By most accounts, Warren Sapp is a class-A jerk. Numerous times over the years I've met and spoken to people that knew him personally or had second-hand accounts of his behavior over the years and its was never good. Never once did someone say to me, "let me tell you what a great guy Warren Sapp is," or "Warren Sapp did the nicest thing for this person." Never once. So when he opened his mouth this week to slam Michael Strahan's potential Hall of Fame induction I wasn't the least bit surprised. Once a jerk, always a jerk. 

Sapp is broke, desperate to keep his name in the spotlight and continue to be employed as an analyst. This is just the type of move I'd expect. The, "look at me," type of behavior that I'm sure he thinks will keep him relevant. Thankfully, I don't think it will. 

4. Peyton Manning’s Legacy

I currently have Manning at #4 on my list of all-time quarterbacks behind John Elway, Joe Montana and Tom Brady. Assuming he wins this Sunday, come Monday he will still be at #4 on my list. Montana and Brady will still have won more rings and Elway will have as many rings with two more Super Bowl appearances. Peyton is one of the top-5 quarterbacks of all time. That won’t change no matter what happens this weekend. However, he’d have to win this weekend and then get back to, and win, at least one more Super Bowl before I would reconsider his legacy as potentially being better than Elway’s, Montana’s or Brady’s.

5. Richard Sherman’s Mouth

I defended Richard Sherman in the immediate aftermath of his postgame shoutout to Michael Crabtree. I supported the idea that an athlete coming off such an emotional win just moments earlier has the right to lose their mind in the moments following the game. However, as the days went by and the Beats Audio commercials began to air, I started feeling as if I may have gotten played a little bit.  Richard Sherman is clearly a very smart man and the further away we got from the Erin Andrews interview the more it appeared that he orchestrated the entire event and the fallout from it. I understand the need to market oneself and maximize your earning potential off the field. I get that for defensive backs it’s particularly hard to break through and make a name for yourself publicily. And with all of that in mind I say, well played Richard Sherman! Now, please shut the hell up.

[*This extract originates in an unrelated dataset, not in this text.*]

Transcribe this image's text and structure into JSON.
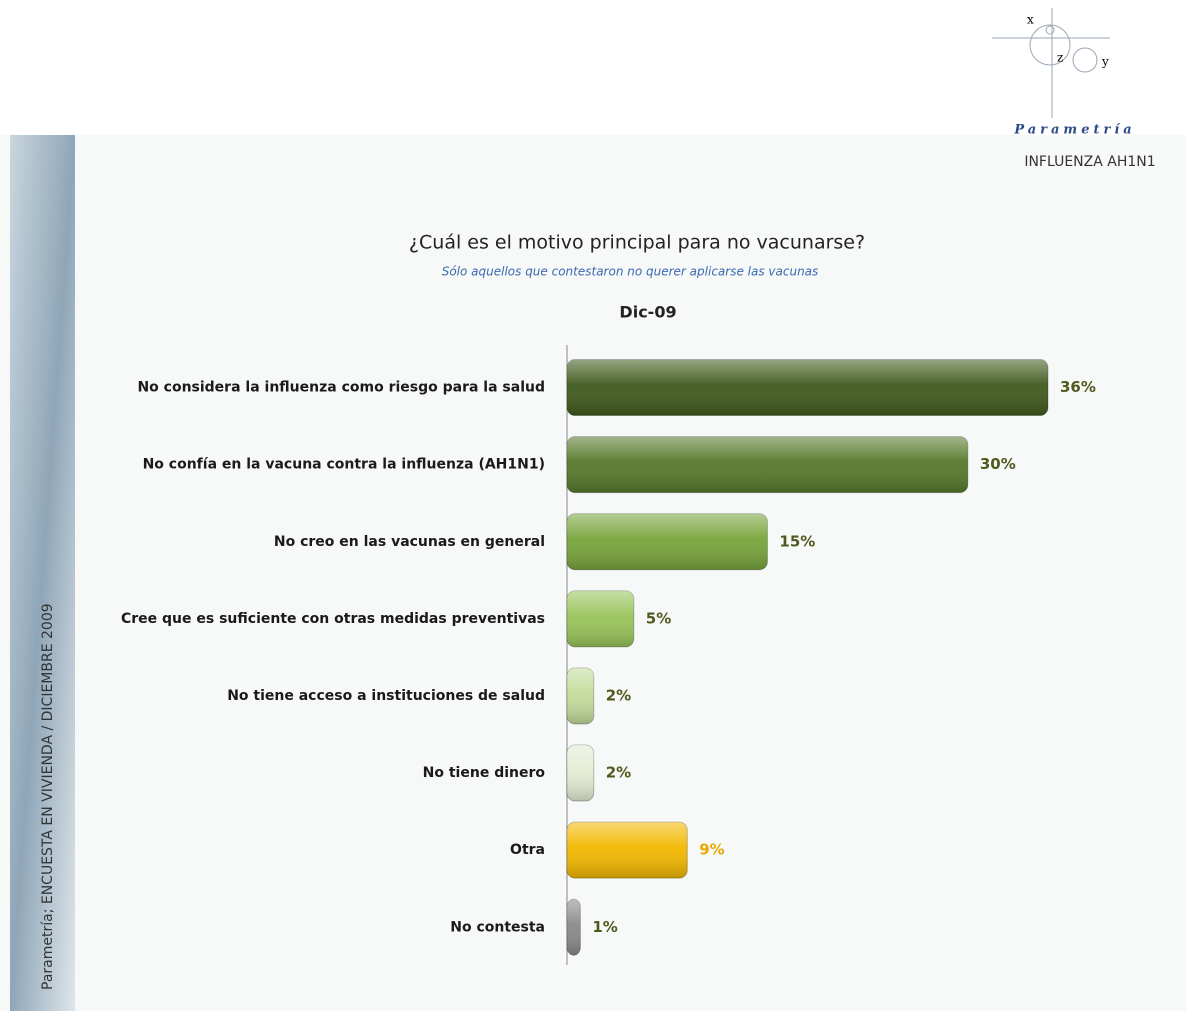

6. New Jersey vs. New York

People from New Jersey are feeling slighted because New York is getting all the attention the week and New Jersey is being ignored. Of course it is, it's New York and that's New Jersey! That's part of the deal. New Jersey is always second fiddle to New York. That's what gives people from New Jersey the massive chip on their shoulders. The one that makes them massive successes someday. The desire to one day have enough talent to make it in New York. 

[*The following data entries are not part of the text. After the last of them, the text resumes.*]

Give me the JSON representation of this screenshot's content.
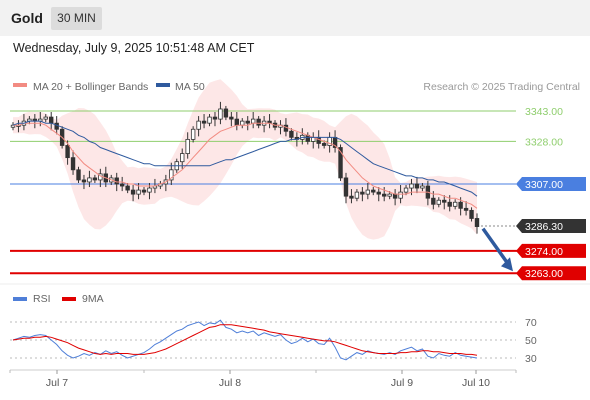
{
  "header": {
    "title": "Gold",
    "timeframe": "30 MIN"
  },
  "timestamp": "Wednesday, July 9, 2025 10:51:48 AM CET",
  "price_panel": {
    "legend": [
      {
        "label": "MA 20 + Bollinger Bands",
        "color": "#f28b82"
      },
      {
        "label": "MA 50",
        "color": "#2f5a9e"
      }
    ],
    "credit": "Research © 2025 Trading Central"
  },
  "rsi_panel": {
    "legend": [
      {
        "label": "RSI",
        "color": "#4f7fd8"
      },
      {
        "label": "9MA",
        "color": "#e00000"
      }
    ]
  },
  "colors": {
    "resistance": "#8fce6d",
    "pivot": "#4a7fe0",
    "support": "#e00000",
    "current": "#333333",
    "bollinger_fill": "#fde1e1",
    "arrow": "#2f5a9e"
  },
  "chart_data": [
    {
      "type": "candlestick",
      "title": "Gold 30 MIN",
      "x_ticks": [
        "Jul 7",
        "Jul 8",
        "Jul 9",
        "Jul 10"
      ],
      "ylim": [
        3250,
        3350
      ],
      "levels": [
        {
          "value": 3343.0,
          "label": "3343.00",
          "kind": "resistance"
        },
        {
          "value": 3328.0,
          "label": "3328.00",
          "kind": "resistance"
        },
        {
          "value": 3307.0,
          "label": "3307.00",
          "kind": "pivot"
        },
        {
          "value": 3286.3,
          "label": "3286.30",
          "kind": "current"
        },
        {
          "value": 3274.0,
          "label": "3274.00",
          "kind": "support"
        },
        {
          "value": 3263.0,
          "label": "3263.00",
          "kind": "support"
        }
      ],
      "path_close": [
        3336,
        3336,
        3338,
        3339,
        3338,
        3339,
        3340,
        3337,
        3334,
        3326,
        3320,
        3314,
        3309,
        3308,
        3310,
        3309,
        3312,
        3308,
        3310,
        3307,
        3306,
        3304,
        3302,
        3304,
        3303,
        3305,
        3306,
        3307,
        3309,
        3314,
        3318,
        3322,
        3329,
        3334,
        3338,
        3337,
        3340,
        3339,
        3344,
        3340,
        3339,
        3336,
        3338,
        3337,
        3339,
        3336,
        3338,
        3337,
        3335,
        3336,
        3333,
        3330,
        3329,
        3331,
        3328,
        3330,
        3327,
        3326,
        3330,
        3325,
        3310,
        3301,
        3300,
        3303,
        3302,
        3304,
        3303,
        3302,
        3301,
        3302,
        3300,
        3303,
        3305,
        3307,
        3305,
        3306,
        3300,
        3297,
        3299,
        3298,
        3296,
        3298,
        3295,
        3294,
        3290,
        3286
      ],
      "ma20": [
        3336,
        3336,
        3337,
        3337,
        3337,
        3337,
        3336,
        3334,
        3332,
        3330,
        3327,
        3323,
        3320,
        3317,
        3315,
        3313,
        3311,
        3310,
        3309,
        3308,
        3308,
        3307,
        3307,
        3306,
        3306,
        3306,
        3306,
        3307,
        3308,
        3310,
        3312,
        3314,
        3317,
        3320,
        3323,
        3326,
        3329,
        3331,
        3333,
        3334,
        3335,
        3336,
        3336,
        3336,
        3337,
        3337,
        3337,
        3337,
        3336,
        3336,
        3335,
        3334,
        3333,
        3332,
        3331,
        3330,
        3329,
        3328,
        3327,
        3326,
        3323,
        3319,
        3316,
        3313,
        3310,
        3308,
        3306,
        3305,
        3304,
        3303,
        3302,
        3302,
        3302,
        3303,
        3303,
        3303,
        3303,
        3302,
        3302,
        3301,
        3300,
        3300,
        3299,
        3298,
        3297,
        3295
      ],
      "ma50": [
        3336,
        3337,
        3337,
        3338,
        3338,
        3338,
        3337,
        3337,
        3336,
        3335,
        3334,
        3333,
        3331,
        3330,
        3328,
        3327,
        3325,
        3324,
        3323,
        3322,
        3321,
        3320,
        3319,
        3318,
        3317,
        3317,
        3316,
        3316,
        3316,
        3316,
        3316,
        3316,
        3316,
        3316,
        3316,
        3316,
        3316,
        3317,
        3318,
        3319,
        3319,
        3320,
        3321,
        3322,
        3323,
        3324,
        3325,
        3326,
        3327,
        3328,
        3328,
        3329,
        3329,
        3330,
        3330,
        3330,
        3330,
        3330,
        3330,
        3330,
        3329,
        3327,
        3325,
        3323,
        3321,
        3319,
        3317,
        3316,
        3315,
        3314,
        3313,
        3312,
        3311,
        3311,
        3310,
        3310,
        3309,
        3309,
        3308,
        3308,
        3307,
        3306,
        3305,
        3304,
        3303,
        3301
      ]
    },
    {
      "type": "line",
      "title": "RSI",
      "ylim": [
        20,
        80
      ],
      "y_ticks": [
        30,
        50,
        70
      ],
      "series": [
        {
          "name": "RSI",
          "values": [
            50,
            52,
            54,
            53,
            55,
            56,
            55,
            50,
            45,
            38,
            33,
            30,
            32,
            35,
            33,
            36,
            34,
            38,
            35,
            37,
            33,
            30,
            32,
            34,
            36,
            40,
            45,
            48,
            52,
            56,
            60,
            62,
            66,
            68,
            70,
            66,
            69,
            68,
            72,
            64,
            62,
            58,
            60,
            58,
            60,
            55,
            58,
            56,
            54,
            56,
            50,
            46,
            48,
            52,
            48,
            51,
            46,
            45,
            52,
            42,
            30,
            28,
            32,
            36,
            34,
            38,
            36,
            35,
            34,
            36,
            34,
            38,
            40,
            42,
            38,
            40,
            32,
            30,
            35,
            33,
            32,
            36,
            33,
            32,
            31,
            30
          ]
        },
        {
          "name": "9MA",
          "values": [
            50,
            51,
            52,
            52,
            53,
            53,
            54,
            53,
            51,
            49,
            47,
            44,
            41,
            39,
            37,
            35,
            34,
            35,
            34,
            35,
            35,
            35,
            34,
            34,
            34,
            35,
            36,
            38,
            40,
            43,
            46,
            49,
            52,
            55,
            58,
            61,
            64,
            65,
            67,
            67,
            67,
            66,
            65,
            64,
            63,
            62,
            61,
            59,
            58,
            57,
            56,
            55,
            54,
            53,
            52,
            51,
            50,
            49,
            49,
            48,
            46,
            44,
            42,
            40,
            38,
            37,
            36,
            35,
            35,
            35,
            35,
            36,
            36,
            37,
            37,
            38,
            38,
            37,
            37,
            36,
            35,
            35,
            35,
            34,
            34,
            33
          ]
        }
      ]
    }
  ]
}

Hell, I'm from New Jersey. I was born here and I'll most likely die here. But that's only because I can't afford to die in New York City.

7. The Weather

Early in the week I wrote I was hoping for two feet of snow. While this was a longshot, I honestly thought it was the one fool-proof way to enjoy Super Bowl Sunday this year. I honestly thought the weather was poised to make Seattle an overwhelming favorite. Now, a mere few days later, God has apparently revealed himself as a Broncos fan. The temperature will be in the high 30s at gametime with very limited wind. So, we can now stop talking about it right?

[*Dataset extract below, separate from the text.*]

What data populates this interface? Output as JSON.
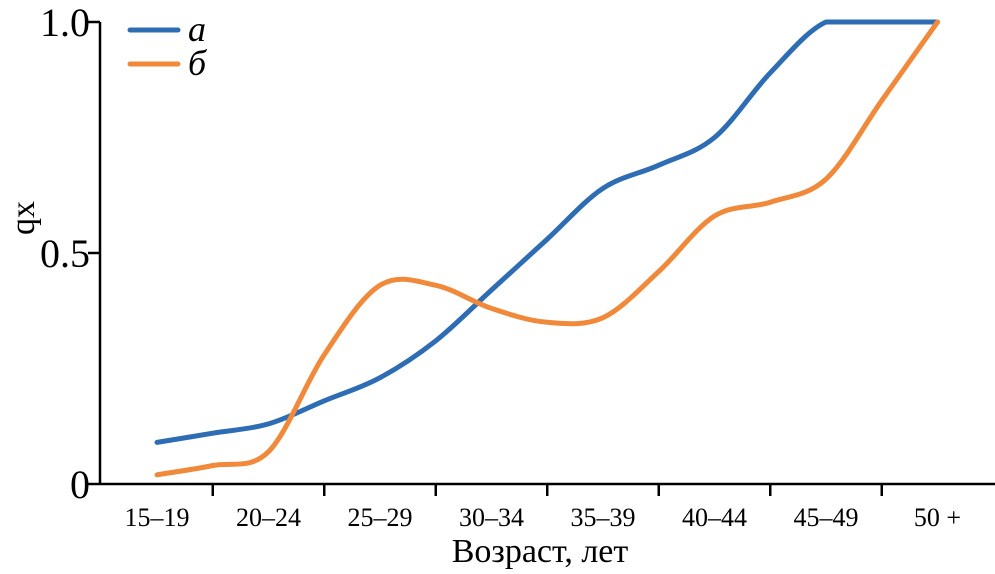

Peyton Manning should have little issue dealing with the elements. This is good for two reasons: One, the game should be played on a neutral field in regards to both location and weather; two, win or lose, the weather won’t be able to be used an excuse for Peyton Manning. It won’t be the entire narrative leading up to the game and I won’t have to listen to weeks and years of “If it was just a little warmer…” I will say, I would still love two feet of snow but this may be the better situation for everyone involved.